Colorado Plateau, Arizona, Colorado, New Mexico and Utah
A physiographic province that stretches across 130,000 square miles in the Four Corners Region of the American Southwest. The topographic features of this plateau include: high mountain ranges, deep canyons, river valleys, high plateaus, mesas, deserts, basins, and buttes. The highest elevation in the Colorado Plateau is the La Sal Mountains in Utah at 12,700 feet, and the lowest elevation is the Grand Canyon in Arizona at 2,000 feet. This vast difference in elevation means that the ecology of this landform is varied based on altitude and precipitation, from the alpine tundra of the higher elevations to the riparian areas along the Colorado River. This also means that there is variation in the animal communities based on changes in elevation and vegetation.

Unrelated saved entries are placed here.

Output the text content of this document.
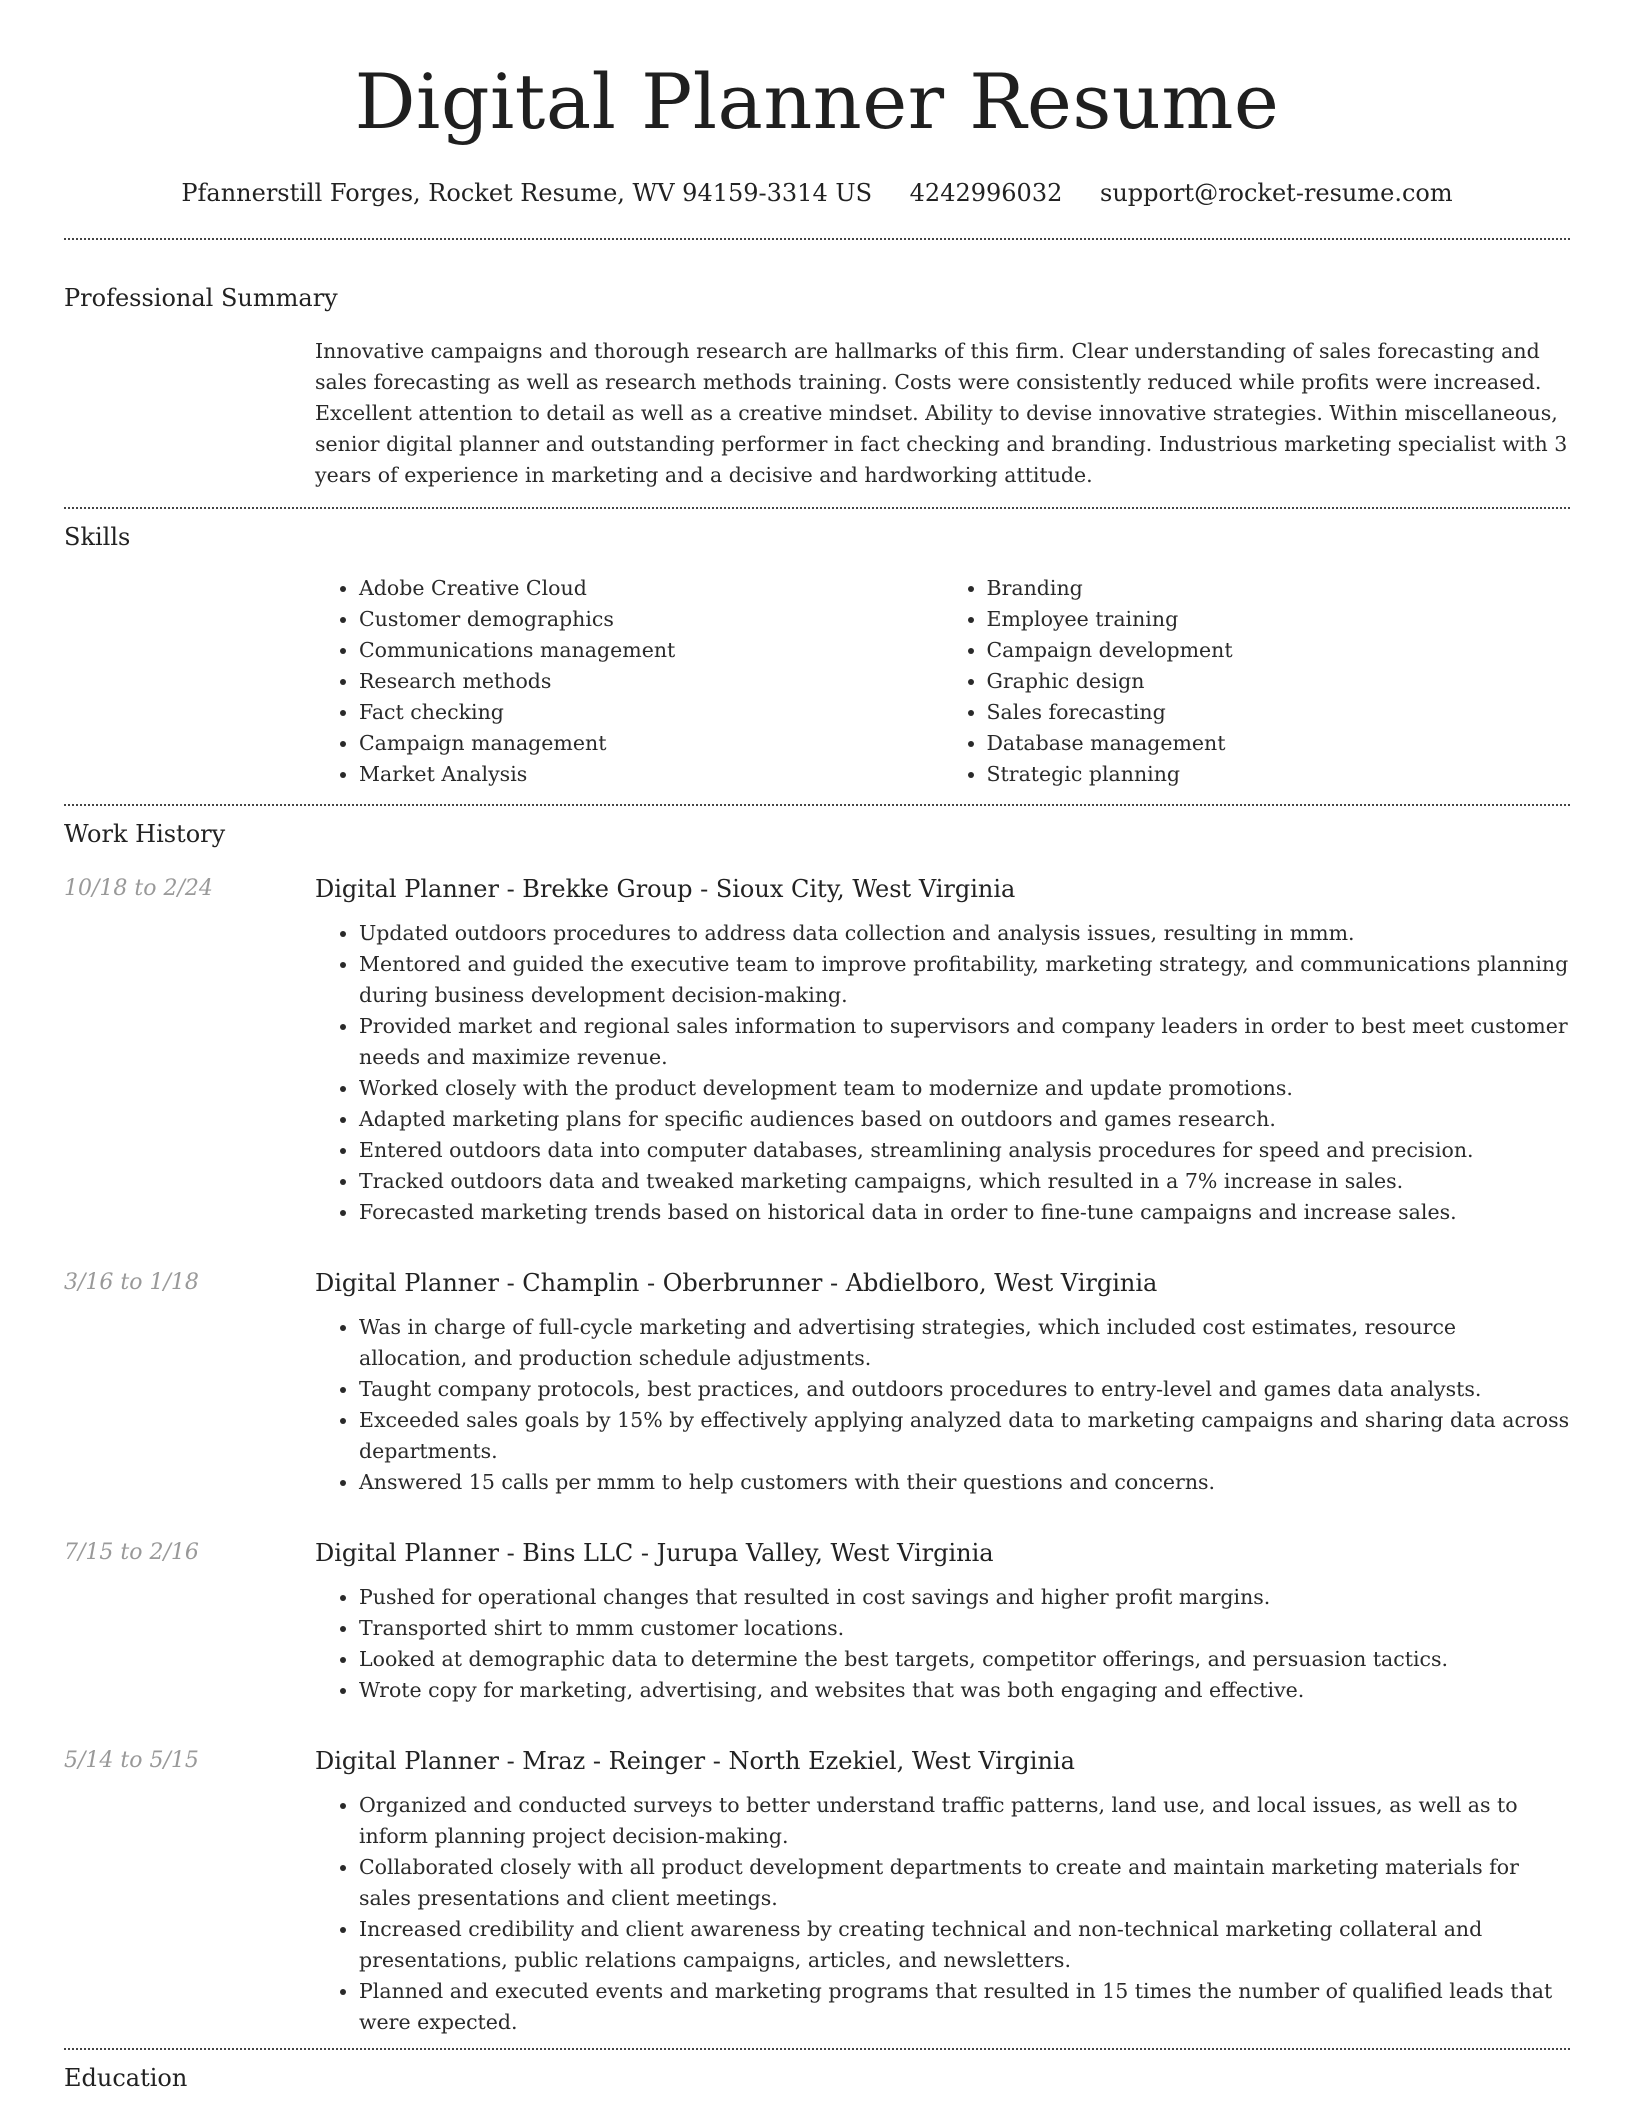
Digital Planner Resume
Pfannerstill Forges, Rocket Resume, WV 94159-3314 US 4242996032 support@rocket-resume.com
Professional Summary
Innovative campaigns and thorough research are hallmarks of this firm. Clear understanding of sales forecasting and sales forecasting as well as research methods training. Costs were consistently reduced while profits were increased. Excellent attention to detail as well as a creative mindset. Ability to devise innovative strategies. Within miscellaneous, senior digital planner and outstanding performer in fact checking and branding. Industrious marketing specialist with 3 years of experience in marketing and a decisive and hardworking attitude.
Skills
• Adobe Creative Cloud
• Customer demographics
• Communications management
• Research methods
• Fact checking
• Campaign management
• Market Analysis
• Branding
• Employee training
• Campaign development
• Graphic design
• Sales forecasting
• Database management
• Strategic planning
Work History
10/18 to 2/24	Digital Planner - Brekke Group - Sioux City, West Virginia
• Updated outdoors procedures to address data collection and analysis issues, resulting in mmm.
• Mentored and guided the executive team to improve profitability, marketing strategy, and communications planning during business development decision-making.
• Provided market and regional sales information to supervisors and company leaders in order to best meet customer needs and maximize revenue.
• Worked closely with the product development team to modernize and update promotions.
• Adapted marketing plans for specific audiences based on outdoors and games research.
• Entered outdoors data into computer databases, streamlining analysis procedures for speed and precision.
• Tracked outdoors data and tweaked marketing campaigns, which resulted in a 7% increase in sales.
• Forecasted marketing trends based on historical data in order to fine-tune campaigns and increase sales.
3/16 to 1/18	Digital Planner - Champlin - Oberbrunner - Abdielboro, West Virginia
• Was in charge of full-cycle marketing and advertising strategies, which included cost estimates, resource allocation, and production schedule adjustments.
• Taught company protocols, best practices, and outdoors procedures to entry-level and games data analysts.
• Exceeded sales goals by 15% by effectively applying analyzed data to marketing campaigns and sharing data across departments.
• Answered 15 calls per mmm to help customers with their questions and concerns.
7/15 to 2/16	Digital Planner - Bins LLC - Jurupa Valley, West Virginia
• Pushed for operational changes that resulted in cost savings and higher profit margins.
• Transported shirt to mmm customer locations.
• Looked at demographic data to determine the best targets, competitor offerings, and persuasion tactics.
• Wrote copy for marketing, advertising, and websites that was both engaging and effective.
5/14 to 5/15	Digital Planner - Mraz - Reinger - North Ezekiel, West Virginia
• Organized and conducted surveys to better understand traffic patterns, land use, and local issues, as well as to inform planning project decision-making.
• Collaborated closely with all product development departments to create and maintain marketing materials for sales presentations and client meetings.
• Increased credibility and client awareness by creating technical and non-technical marketing collateral and presentations, public relations campaigns, articles, and newsletters.
• Planned and executed events and marketing programs that resulted in 15 times the number of qualified leads that were expected.
Education
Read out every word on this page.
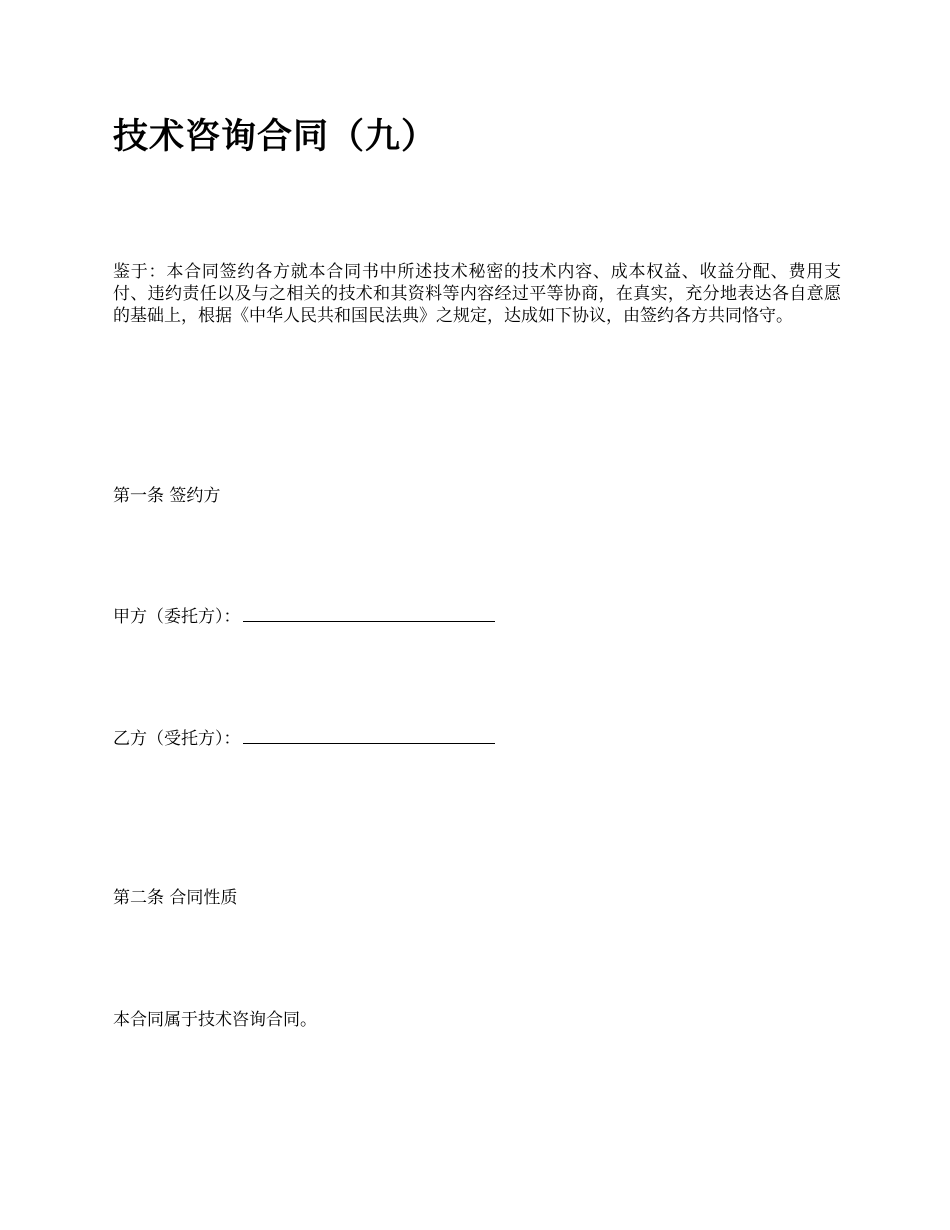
技术咨询合同（九）

鉴于：本合同签约各方就本合同书中所述技术秘密的技术内容、成本权益、收益分配、费用支付、违约责任以及与之相关的技术和其资料等内容经过平等协商，在真实，充分地表达各自意愿的基础上，根据《中华人民共和国民法典》之规定，达成如下协议，由签约各方共同恪守。

第一条 签约方
甲方（委托方）：
乙方（受托方）：
第二条 合同性质
本合同属于技术咨询合同。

This landscape encompasses portions of two prehistoric cultural areas: the Great Basin and the American Southwest. This area has been continuously occupied since Paleoindian times, with the Clovis culture hunting game as far back as 10,000 B.C. Some of the most well-known structures of the Colorado Plateau are the cliff dwellings found in Mesa Verde, in southwestern Colorado. Around 1150 to 1200 B.C. Ancestral Puebloans began occupying these large alcoves, building stunning dwellings with hundreds of rooms. Around late A.D. 1200 through A.D. 1300 there was a massive migration from the Colorado Plateau south towards the Hopi, Zuni, and the Rio Grande Valleys. It is generally believed that an environmental catastrophe and subsequent collapse of societal organization caused this huge migration. Today, about one third of the Colorado Plateau is Native American reservation land designated to 31 tribes. The tribes that currently occupy the plateau include: Ute Mountain Ute, Southern Ute, various Pueblo groups, Yavapai, Paiute, Apache, Havasupai, and others.